Not only do they enjoy the immediate positive effect on their budgets, but the cooking itself, which many discover to be fun and fulfilling. And with just a little practice, home cooking, they find, can produce sophisticated results.

Digging back to the roots of sophisticated home cooking, credit must be awarded to Julia Childs, television’s first chef. Previous to the trend, home cooking was considered by many to be an endless repetition of long-tested standards: meat and potatoes, obligatory greens, and, for the adventurous, occasionally pasta. From Childs’ debut onward, TV chefs’ expansive offerings have included exotic cooking, epicurean competitions, chef-endorsed kitchen tools, and entire television food networks.

Retailers, meanwhile, have willingly engaged in a culinary give-and-take over the last 40 years, first providing tools to help home chefs imitate the pros, then acting as a conduit for the pros themselves by carrying such items as Emeril Cookware, Paula Deen spatulas, and Rachel Ray cookbooks.

Next up, one example of a mid-level trend: healthy cooking. Sometimes elusive, the mid-level trend is aspiring but more specific than the global trend and often more regional. Thus, healthy cooking can mean anything from increased use of fresh ingredients to portion control to greaseless frying.

A customer willingly notes this trend and feels positively about its inception in her life. She considers how she can act on it and how it benefits her family. How will she participate? How will she bring it to fruition while simultaneously fitting it into her schedule, her budget and her tastes?

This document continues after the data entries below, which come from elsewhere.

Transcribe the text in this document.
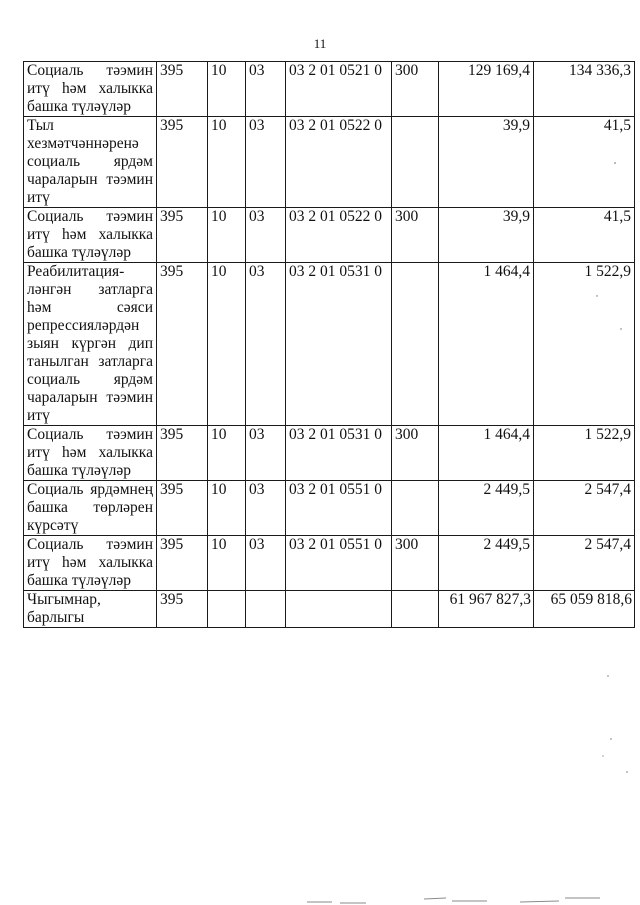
11
Социаль тәэмин итү һәм халыкка башка түләүләр	395	10	03	03 2 01 0521 0	300	129 169,4	134 336,3
Тыл хезмәтчәннәренә социаль ярдәм чараларын тәэмин итү	395	10	03	03 2 01 0522 0		39,9	41,5
Социаль тәэмин итү һәм халыкка башка түләүләр	395	10	03	03 2 01 0522 0	300	39,9	41,5
Реабилитация-ләнгән затларга һәм сәяси репрессияләрдән зыян күргән дип танылган затларга социаль ярдәм чараларын тәэмин итү	395	10	03	03 2 01 0531 0		1 464,4	1 522,9
Социаль тәэмин итү һәм халыкка башка түләүләр	395	10	03	03 2 01 0531 0	300	1 464,4	1 522,9
Социаль ярдәмнең башка төрләрен күрсәтү	395	10	03	03 2 01 0551 0		2 449,5	2 547,4
Социаль тәэмин итү һәм халыкка башка түләүләр	395	10	03	03 2 01 0551 0	300	2 449,5	2 547,4
Чыгымнар, барлыгы	395					61 967 827,3	65 059 818,6
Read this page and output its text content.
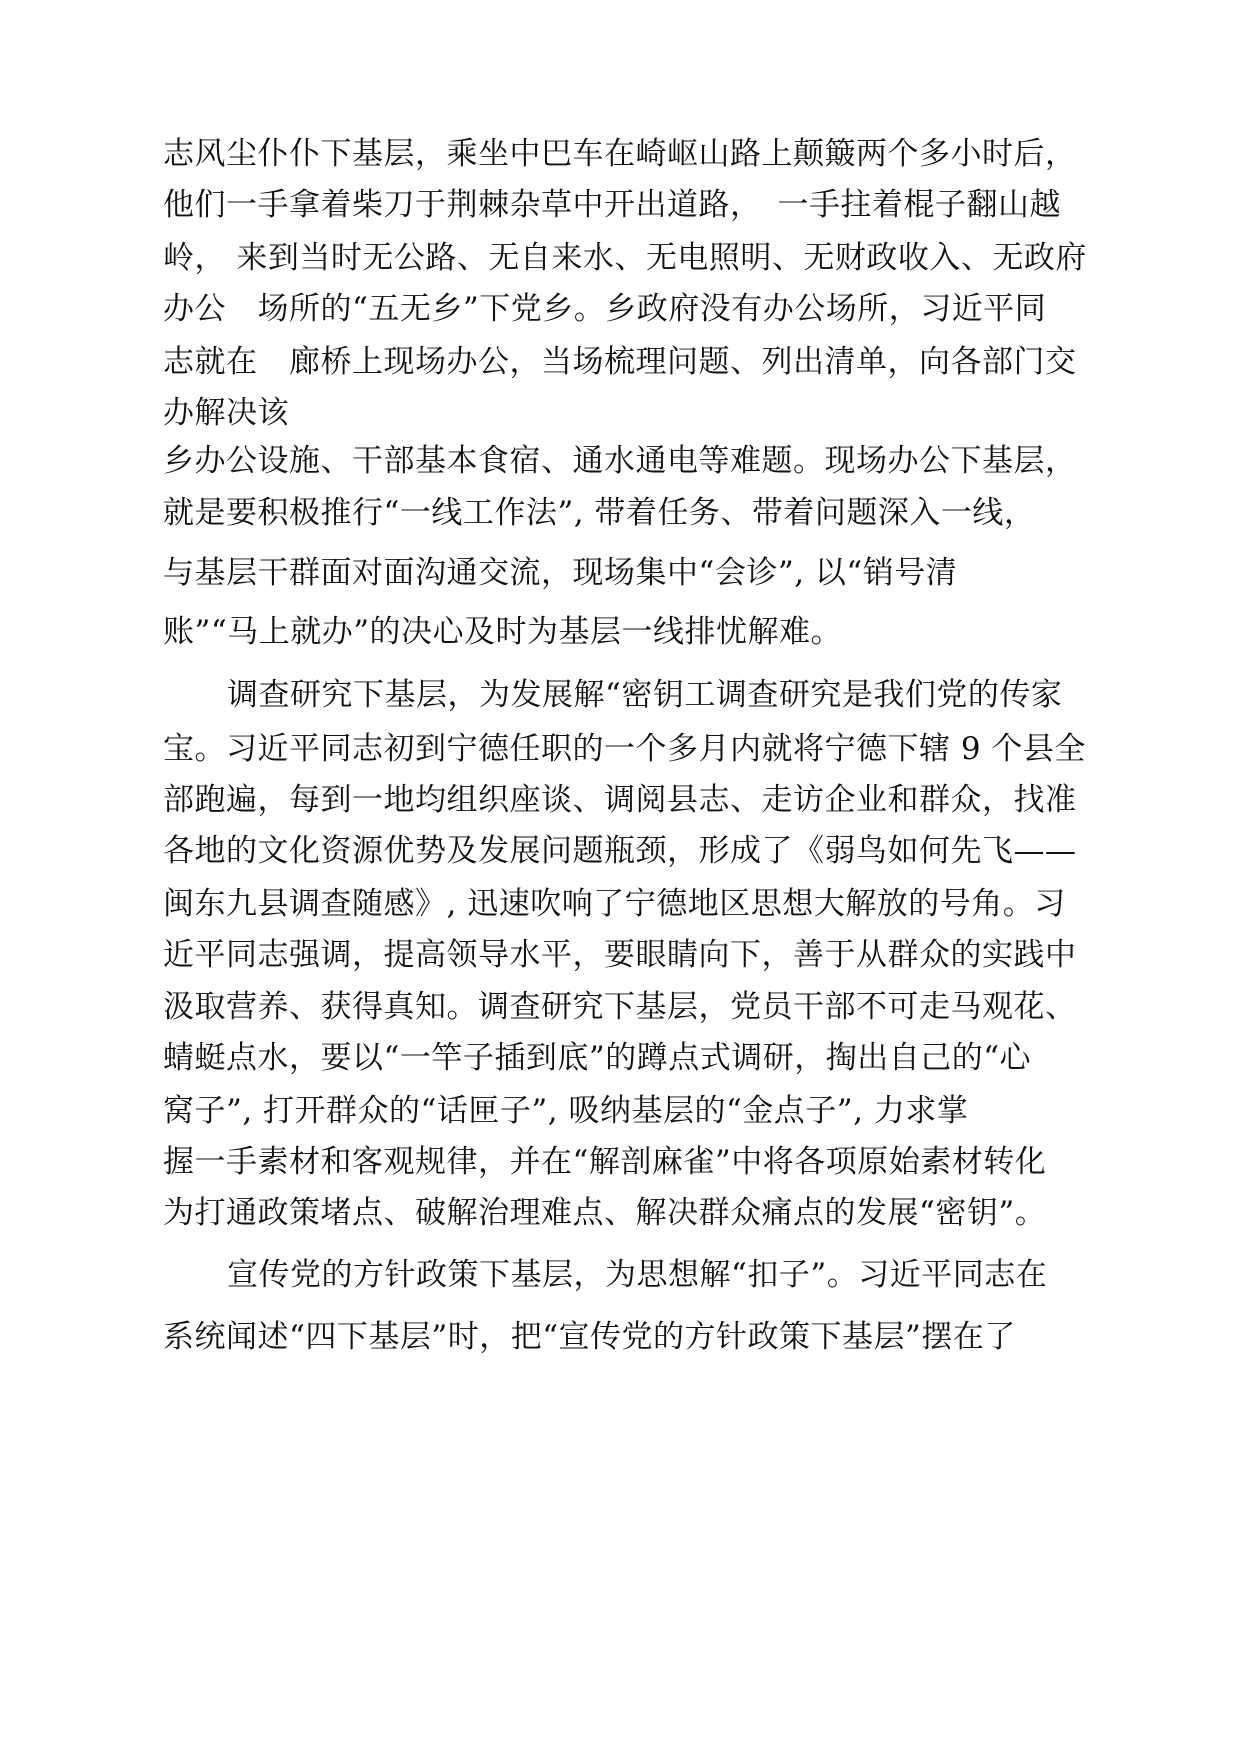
志风尘仆仆下基层，乘坐中巴车在崎岖山路上颠簸两个多小时后，
他们一手拿着柴刀于荆棘杂草中开出道路，　一手拄着棍子翻山越
岭， 来到当时无公路、无自来水、无电照明、无财政收入、无政府
办公　场所的“五无乡”下党乡。乡政府没有办公场所，习近平同
志就在　廊桥上现场办公，当场梳理问题、列出清单，向各部门交
办解决该
乡办公设施、干部基本食宿、通水通电等难题。现场办公下基层，
就是要积极推行“一线工作法”, 带着任务、带着问题深入一线，
与基层干群面对面沟通交流，现场集中“会诊”, 以“销号清
账”“马上就办”的决心及时为基层一线排忧解难。
调查研究下基层，为发展解“密钥工调查研究是我们党的传家
宝。习近平同志初到宁德任职的一个多月内就将宁德下辖 9 个县全
部跑遍，每到一地均组织座谈、调阅县志、走访企业和群众，找准
各地的文化资源优势及发展问题瓶颈，形成了《弱鸟如何先飞——
闽东九县调查随感》, 迅速吹响了宁德地区思想大解放的号角。习
近平同志强调，提高领导水平，要眼睛向下，善于从群众的实践中
汲取营养、获得真知。调查研究下基层，党员干部不可走马观花、
蜻蜓点水，要以“一竿子插到底”的蹲点式调研，掏出自己的“心
窝子”, 打开群众的“话匣子”, 吸纳基层的“金点子”, 力求掌
握一手素材和客观规律，并在“解剖麻雀”中将各项原始素材转化
为打通政策堵点、破解治理难点、解决群众痛点的发展“密钥”。
宣传党的方针政策下基层，为思想解“扣子”。习近平同志在
系统闻述“四下基层”时，把“宣传党的方针政策下基层”摆在了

Pinpoint it! Here’s where a key item or fad motivates a customer to take out her wallet, compelled to do so, not by external pressure, but by her own desire. The global trend (saving money by home cooking) and the mid-level trend (healthy cooking) provide her the support and rationale for making a purchase.

So, what are a few of the key items or fads at the top of today’s pyramid?

• Bite-sized desserts: More healthful and cultured than your childhood’s heaping bowl of ice cream, these desserts— mini éclairs, cupcakes, mini creampuffs—are fun to prepare at home, and wonderful to present to your guests.

• Oatmeal: Sweetened with maple syrup, brown sugar or fresh fruits, this wholesome comfort food, complete with rustic steel-cut texture, is showing up at Starbucks, Jamba Juice, and other fast-food outlets.

• Tea: Simple, inexpensive and healthful, tea provides a fertile ground for all types of experimentation and newness. A cup of tea gives a customer a chance to create an item at home that tastes and looks every bit as good as she enjoys at restaurants. Indeed, an afternoon tea offers a free-flowing opportunity for presentation to friends and family.

Be they global, mid-level, or key, trends offer a roadmap to profitable sales. By planning, sourcing and executing a trend, retailers drive more sales at regular price, add excitement to their assortments, and give shoppers a reason to buy, with little risk of investment.